O comércio transaariano era realizado principalmente pelos povos
berberes islamizados do norte da África, eles cruzavam o deserto do Saara
27
transportando mercadorias. O grande lucro gerado pelo contato entre o povo
da África negra com o mundo árabe, permitiu que reinos africanos como Gana
e Mali se fixassem de forma sólida. As pessoas que viviam nos dois extremos
das rotas de comércio transaarianas participavam desse comércio e
enriqueciam. Mario Maestre conta que
O tráfico do ouro através do Saara era bastante antigo. Em torno de 681 de nossa era, a expansão muçulmana chegou às costas atlânticas do atual Marrocos. Sabedores da existência do comércio com o ouro, os mercadores arabizados começaram a enviar expedições mercantis para o sul. Elas levavam sal e produtos mediterrâneos para serem trocados pelo precioso metal. Como era de uso generalizado,as pequenas comunidades agrárias negro-africanas do Sudão Ocidental tributavam a passagem destes mercadores por seus territórios. O controle das rotas comerciais permitia vultuosos ganhos.As sociedades africanas da região haviam alcançado suficiente nível de desenvolvimento para se aproveitarem desta realidade. (1988, p.17)

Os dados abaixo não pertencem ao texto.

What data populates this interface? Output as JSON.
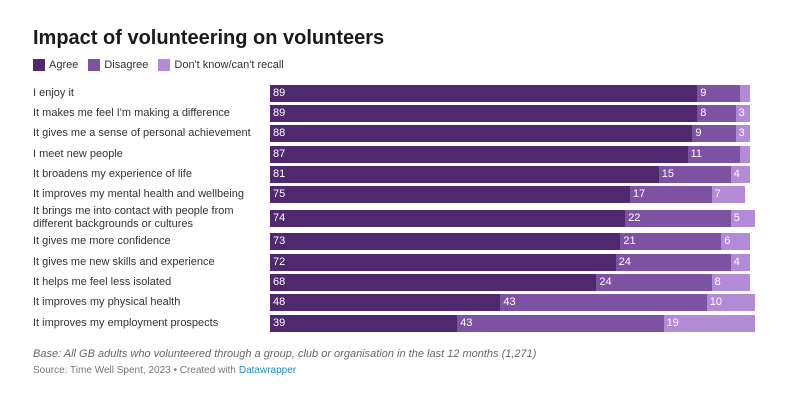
{
  "chart_data": {
    "type": "stacked-bar",
    "title": "Impact of volunteering on volunteers",
    "categories": [
      "I enjoy it",
      "It makes me feel I'm making a difference",
      "It gives me a sense of personal achievement",
      "I meet new people",
      "It broadens my experience of life",
      "It improves my mental health and wellbeing",
      "It brings me into contact with people from different backgrounds or cultures",
      "It gives me more confidence",
      "It gives me new skills and experience",
      "It helps me feel less isolated",
      "It improves my physical health",
      "It improves my employment prospects"
    ],
    "series": [
      {
        "name": "Agree",
        "color": "#50286e",
        "values": [
          89,
          89,
          88,
          87,
          81,
          75,
          74,
          73,
          72,
          68,
          48,
          39
        ]
      },
      {
        "name": "Disagree",
        "color": "#7d52a3",
        "values": [
          9,
          8,
          9,
          11,
          15,
          17,
          22,
          21,
          24,
          24,
          43,
          43
        ]
      },
      {
        "name": "Don't know/can't recall",
        "color": "#b28ad6",
        "values": [
          2,
          3,
          3,
          2,
          4,
          7,
          5,
          6,
          4,
          8,
          10,
          19
        ]
      }
    ],
    "xlim": [
      0,
      100
    ],
    "footnote": "Base: All GB adults who volunteered through a group, club or organisation in the last 12 months (1,271)",
    "source": "Source: Time Well Spent, 2023 • Created with",
    "credit": "Datawrapper"
  }
}
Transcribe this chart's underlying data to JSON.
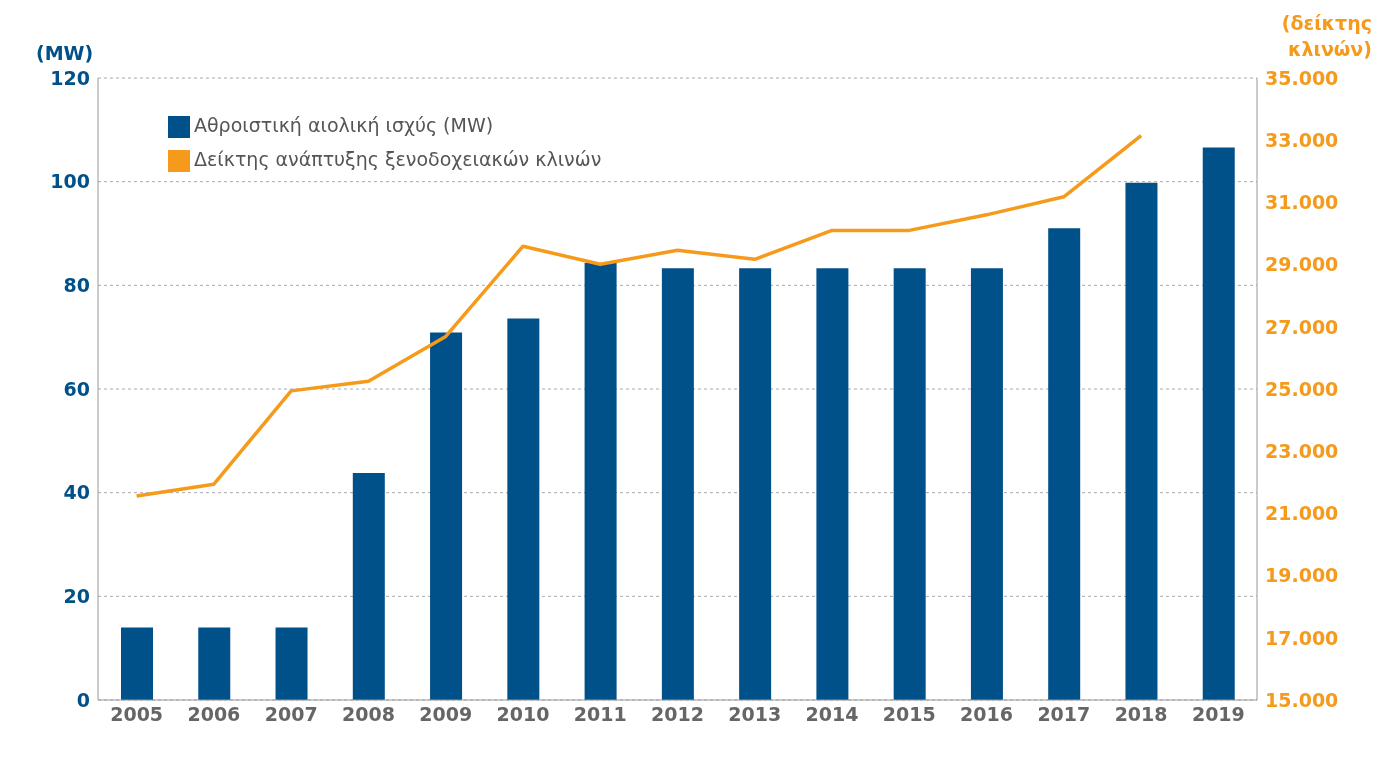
{
  "chart_data": {
    "type": "bar",
    "ylabel": "(MW)",
    "y2label": "(δείκτης κλινών)",
    "categories": [
      "2005",
      "2006",
      "2007",
      "2008",
      "2009",
      "2010",
      "2011",
      "2012",
      "2013",
      "2014",
      "2015",
      "2016",
      "2017",
      "2018",
      "2019"
    ],
    "series": [
      {
        "name": "Αθροιστική αιολική ισχύς (MW)",
        "color": "#00508a",
        "values": [
          14,
          14,
          14,
          43.8,
          70.9,
          73.6,
          84.3,
          83.3,
          83.3,
          83.3,
          83.3,
          83.3,
          91,
          99.8,
          106.6
        ]
      },
      {
        "name": "Δείκτης ανάπτυξης ξενοδοχειακών κλινών",
        "type": "line",
        "axis": "y2",
        "color": "#f59a1b",
        "values": [
          21560,
          21940,
          24940,
          25250,
          26690,
          29590,
          29010,
          29460,
          29170,
          30100,
          30100,
          30600,
          31180,
          33150,
          null
        ]
      }
    ],
    "ylim": [
      0,
      120
    ],
    "yticks": [
      0,
      20,
      40,
      60,
      80,
      100,
      120
    ],
    "y2lim": [
      15000,
      35000
    ],
    "y2ticks": [
      {
        "value": 15000,
        "label": "15.000"
      },
      {
        "value": 17000,
        "label": "17.000"
      },
      {
        "value": 19000,
        "label": "19.000"
      },
      {
        "value": 21000,
        "label": "21.000"
      },
      {
        "value": 23000,
        "label": "23.000"
      },
      {
        "value": 25000,
        "label": "25.000"
      },
      {
        "value": 27000,
        "label": "27.000"
      },
      {
        "value": 29000,
        "label": "29.000"
      },
      {
        "value": 31000,
        "label": "31.000"
      },
      {
        "value": 33000,
        "label": "33.000"
      },
      {
        "value": 35000,
        "label": "35.000"
      }
    ],
    "grid": "y",
    "legend": "top left",
    "marker": "none",
    "line_style": "solid"
  }
}
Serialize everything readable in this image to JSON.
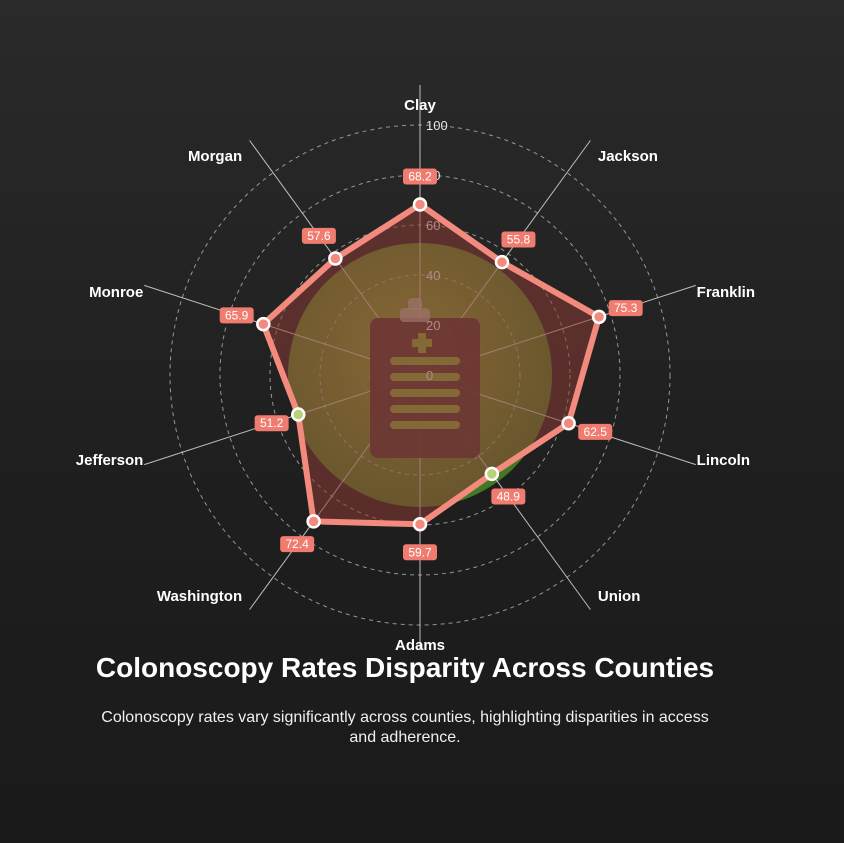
{
  "chart_data": {
    "type": "radar",
    "title": "Colonoscopy Rates Disparity Across Counties",
    "subtitle": "Colonoscopy rates vary significantly across counties, highlighting disparities in access and adherence.",
    "categories": [
      "Clay",
      "Jackson",
      "Franklin",
      "Lincoln",
      "Union",
      "Adams",
      "Washington",
      "Jefferson",
      "Monroe",
      "Morgan"
    ],
    "series": [
      {
        "values": [
          68.2,
          55.8,
          75.3,
          62.5,
          48.9,
          59.7,
          72.4,
          51.2,
          65.9,
          57.6
        ]
      }
    ],
    "rlim": [
      0,
      100
    ],
    "ticks": [
      0,
      20,
      40,
      60,
      80,
      100
    ],
    "grid": true,
    "colors": {
      "line": "#f28b7d",
      "fill": "#8a3a34",
      "label_bg": "#f07b6f",
      "circle_fill": "#6f9e2e",
      "highlight": "#b8d27a"
    },
    "background_icon": "clipboard-medical-icon"
  }
}
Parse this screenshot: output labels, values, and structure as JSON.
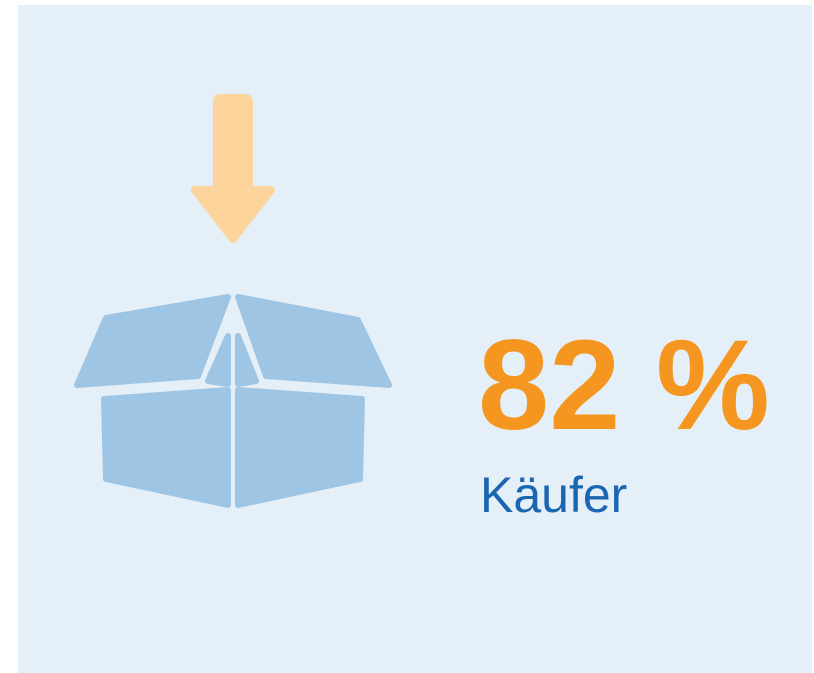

Segundo relatos históricos, Gana era tão rico em ouro, que o chefe
do reino era denominado “ o senhor do ouro”, sendo responsável direto pelo
controle produtivo. Em 970, o viajante muçulmano Ibn Hawkal viajou de Bagdá
às margens do rio Níger, e declarou sobre o imperador de Gana: “É o mais rico
do mundo por causa do ouro”, citado por KI-ZERBO (1976, p. 133). Segundo
alguns relatos, o rei ficava com as pepitas e o povo com o pó do ouro achados
no reino. Os cachorros que estavam sempre junto ao rei, carregavam ricas
coleiras de ouro e prata. Para proteger a região aurífera, foi utilizado o uso de
lendas para afastar a cobiça de outros povos, com nos informa Mario Maestre
... O ghana recebia, sempre, os tributos devidos sobre o ouro e mercadorias (sal, cobre, tecidos, etc.) que entravam no reino. Recebia pepitas que os seus súditos encontravam quando mineravam ouro em pó nos cursos d’água do reino. As pepitas eram tidas como portadoras de malefícios. Só o ghana podia sobrepor-se às malignas influências que delas provinham. (1988, p.20)
28
Já Alberto da Costa e Silva diz que:
O gana dependia dos tributos ao comércio para manter sua numerosa corte e um exército permanente, pra distribuir, nas grandes festividades, a riqueza entre seus súditos, e para conservar, através de repetidas dádivas, a obediência ou a aliança de reis menores. (1996, p.255)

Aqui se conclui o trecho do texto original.